My lab is currently investigating the synaptic and molecular mechanisms involved in learning and memory formation in the mammalian central nervous system. Electrophysiological techniques are used to study synaptic transmission in a variety of in vitro preparations but most work concerns the mechanisms responsible for long-lasting changes in synaptic transmission that occur in the hippocampus, a region of the brain known to have an important role in learning and memory. In our experiments we use electrophysiological, pharmacological, and molecular genetic (transgenic mice) approaches to decipher the molecular components of the biochemical pathways responsible for memory formation in the mammalian brain and eventually hope to understand how alterations in these pathways may contribute to the memory impairment that occurs in pathological conditions such as Alzheimer’s disease or even as a result of normal aging.

Previous Chairs Include:

Michael Levine, PhD (1/1/2006 – 6/30/2016)

Michelle G. Craske, PhD

Michelle G. Craske, Ph.D., is Professor of Psychology, Psychiatry and Biobehavioral Sciences, Miller Family Endowed Chair, Director of the Anxiety and Depression Research Center, and Associate Director of the Staglin Family Music Center for Behavioral and Brain Health, at the University of California, Los Angeles.

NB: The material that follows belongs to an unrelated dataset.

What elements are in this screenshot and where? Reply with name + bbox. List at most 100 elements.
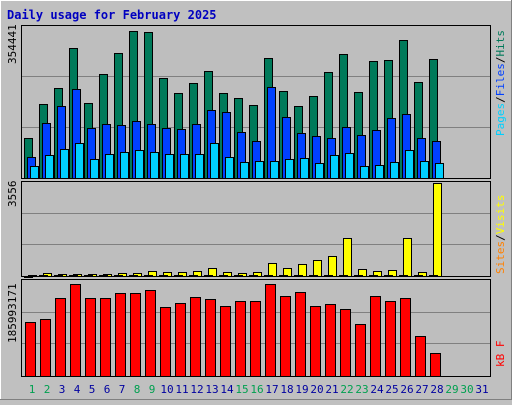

She is also Director of the Innovative Treatment Network and a leader of the UCLA Depression Grand Challenge. She has published extensively in the area of fear, anxiety and depression and has been the recipientof extramural funding since 1993 for research pertaining to risk factors for anxiety and depression among children, adolescents and young adults; cognitive and physiological correlates of anxiety and panic attacks; fear extinction and neural mechanisms of anxiety disorders and exposure therapy; reward processes and neural mechanisms of anhedonia and its treatment; and implementation of treatments for anxiety and depression in primary care and community settings. She is Editor-in-Chief for Behaviour Research and Therapy. Dr. Craske received her BA Hons from the University of Tasmania and her Ph.D. from the University of British Columbia.

Previous Chairs Include:

Carrie Bearden, PhD
David Krantz, MD, PhD (5/1/2012 – 4/30/2015)
Ian Cooke, MD (6/16/2008 – 6/15/2011)

Joel Braslow, MD, PhD

Joel Braslow is a Professor in the Department of Psychiatry and Biobehavioral Sciences and Department of History. Trained as a historian and psychiatrist, his work examines the social, cultural, historical, and scientific context of treatment practices for severe mental illness. His research has ranged from early twentieth-century American psychiatric practices (“Mental Ills and Bodily Cures”) to contemporary policy and care for severe mental illness. Dr. Braslow is the director of Neuroscience History Archives at UCLA’s Brain Research Institute and the American College of Neuropsychopharmacology Center for the Study of Neuropsychopharmacology at UCLA. Dr. Braslow, along with Dr. John Brekke, is the principal investigator of a National Institute of Mental Health study titled “California MHS Act: Impact on Practice & Organizational Culture in Public Clinics”.